The signs of the disease will directly depend on the organ or tissues in which pathological processes are observed:

  • vascular hyalinosis - permeability and elasticity are disturbed, bleeding, frequent headaches and inflammation are possible, vascular permeability can be disrupted, which reduces the supply of oxygen and nutrients to organs and tissues;
  • hyalinosis of the pleura - causes a chronic process of pulmonary adhesions due to a violation of protein metabolism or as a result of a tuberculous disease, in this case pulmonary ventilation is limited, but when the process is mild, the course of the disease does not manifest itself in any way;
  • protein dystrophy in organs - causes their deformation and wrinkling, contributes to the onset of pain, hardening, partial loss of functionality, nutrition worsens and the supply of nutrients and oxygen is disrupted;
  • pathology of the mammary gland - causes compaction and heaviness in the chest, it can dissolve itself and not cause any complications due to disruptions in protein formation;
  • hyalinosis in myoma - observed in inflammatory processes or tumor-like formations, can manifest itself as painful sensations, discharge from the genitals.
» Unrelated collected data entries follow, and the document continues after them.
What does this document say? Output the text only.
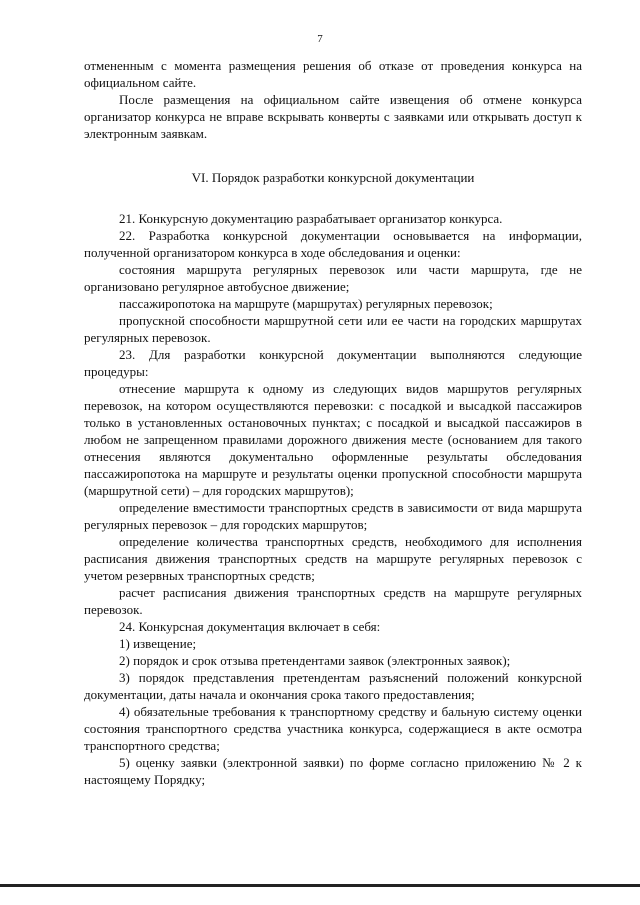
7

отмененным с момента размещения решения об отказе от проведения конкурса на официальном сайте.

После размещения на официальном сайте извещения об отмене конкурса организатор конкурса не вправе вскрывать конверты с заявками или открывать доступ к электронным заявкам.

VI. Порядок разработки конкурсной документации

21. Конкурсную документацию разрабатывает организатор конкурса.

22. Разработка конкурсной документации основывается на информации, полученной организатором конкурса в ходе обследования и оценки:

состояния маршрута регулярных перевозок или части маршрута, где не организовано регулярное автобусное движение;

пассажиропотока на маршруте (маршрутах) регулярных перевозок;

пропускной способности маршрутной сети или ее части на городских маршрутах регулярных перевозок.

23. Для разработки конкурсной документации выполняются следующие процедуры:

отнесение маршрута к одному из следующих видов маршрутов регулярных перевозок, на котором осуществляются перевозки: с посадкой и высадкой пассажиров только в установленных остановочных пунктах; с посадкой и высадкой пассажиров в любом не запрещенном правилами дорожного движения месте (основанием для такого отнесения являются документально оформленные результаты обследования пассажиропотока на маршруте и результаты оценки пропускной способности маршрута (маршрутной сети) – для городских маршрутов);

определение вместимости транспортных средств в зависимости от вида маршрута регулярных перевозок – для городских маршрутов;

определение количества транспортных средств, необходимого для исполнения расписания движения транспортных средств на маршруте регулярных перевозок с учетом резервных транспортных средств;

расчет расписания движения транспортных средств на маршруте регулярных перевозок.

24. Конкурсная документация включает в себя:

1) извещение;

2) порядок и срок отзыва претендентами заявок (электронных заявок);

3) порядок представления претендентам разъяснений положений конкурсной документации, даты начала и окончания срока такого предоставления;

4) обязательные требования к транспортному средству и бальную систему оценки состояния транспортного средства участника конкурса, содержащиеся в акте осмотра транспортного средства;

5) оценку заявки (электронной заявки) по форме согласно приложению № 2 к настоящему Порядку;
Local hyalinosis is susceptible to therapeutic measures, while systemic hyalinosis has adverse consequences.

When hyalinosis of the spleen capsule appears, its functionality is most often disrupted, which leads to dire consequences: blood flow and metabolism are disturbed, and infected blood cells are filtered.
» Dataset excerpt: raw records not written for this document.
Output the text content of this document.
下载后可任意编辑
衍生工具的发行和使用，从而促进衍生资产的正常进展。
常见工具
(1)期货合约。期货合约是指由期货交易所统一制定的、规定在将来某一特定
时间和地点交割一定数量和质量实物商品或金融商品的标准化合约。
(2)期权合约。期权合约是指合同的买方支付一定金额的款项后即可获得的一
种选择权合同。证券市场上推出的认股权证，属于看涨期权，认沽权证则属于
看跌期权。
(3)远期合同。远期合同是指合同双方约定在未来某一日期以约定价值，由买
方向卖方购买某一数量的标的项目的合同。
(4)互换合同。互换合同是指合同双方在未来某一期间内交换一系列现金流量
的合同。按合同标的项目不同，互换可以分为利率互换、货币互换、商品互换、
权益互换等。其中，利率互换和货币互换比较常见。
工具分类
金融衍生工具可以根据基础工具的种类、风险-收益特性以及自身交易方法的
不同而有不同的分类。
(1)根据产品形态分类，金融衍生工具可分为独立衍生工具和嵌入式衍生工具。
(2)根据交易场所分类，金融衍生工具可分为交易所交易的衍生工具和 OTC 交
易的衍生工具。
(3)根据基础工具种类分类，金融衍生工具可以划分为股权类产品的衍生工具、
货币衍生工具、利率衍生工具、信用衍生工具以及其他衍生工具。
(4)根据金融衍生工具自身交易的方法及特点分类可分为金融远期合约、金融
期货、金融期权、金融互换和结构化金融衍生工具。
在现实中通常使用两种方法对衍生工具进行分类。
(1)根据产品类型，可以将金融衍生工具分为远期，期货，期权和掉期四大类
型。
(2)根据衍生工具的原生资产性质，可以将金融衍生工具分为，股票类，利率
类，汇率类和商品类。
In this case, a person experiences severe ailments, pain, bleeding occurs, and immunity worsens.

Diagnostics

The diagnosis is made only after a comprehensive examination.

The patient is referred for the following examinations:

  • a general and biochemical blood test is taken;
  • urine is examined;
  • an ultrasound examination of blood vessels, internal organs or tissues is prescribed;
  • magnetic resonance imaging may be prescribed;
  • smears are taken and an ultrasound of the female genital organs is performed;
  • X-ray studies of the lungs.

Macrodrug may have adhesions, seals, whitish enveloping of the organ is observed. After research, the cause and type of the disease is established, and depending on the diagnosis, treatment will be prescribed.

Treatment

After establishing the main diagnosis, the doctor determines the tactics of therapeutic measures. First of all, the main pathological process is eliminated.

Funds may be prescribed to improve performance:

  • spleen;
  • hearts;
  • vessels;
  • liver;
  • lungs.

In inflammatory processes, antibiotics and non-steroidal anti-inflammatory drugs are prescribed. In very severe cases, a surgical intervention is prescribed, which is aimed at eliminating the pathological process.

Possible complications

Such a disease can be triggered by an already existing ailment, being one of its symptomatic manifestations and aggravating the clinical picture.

The consequences of the pathology are as follows:

  • the functioning of organs, systems, tissues is disrupted;
  • deformation occurs in the places of localization of hyalines;
  • contributes to the appearance of heart disease, aggravation of diabetes, impaired vascular patency;
  • causes inflammation.

At the first deviations from the norm and the appearance of the above symptoms, you should contact the clinic for help, since hyalinosis of the spleen capsule, like any other form, leads to serious consequences.

Prophylaxis

The best prevention would be to maintain a healthy lifestyle, timely treatment of all diseases, proper nutrition and a preventive medical examination.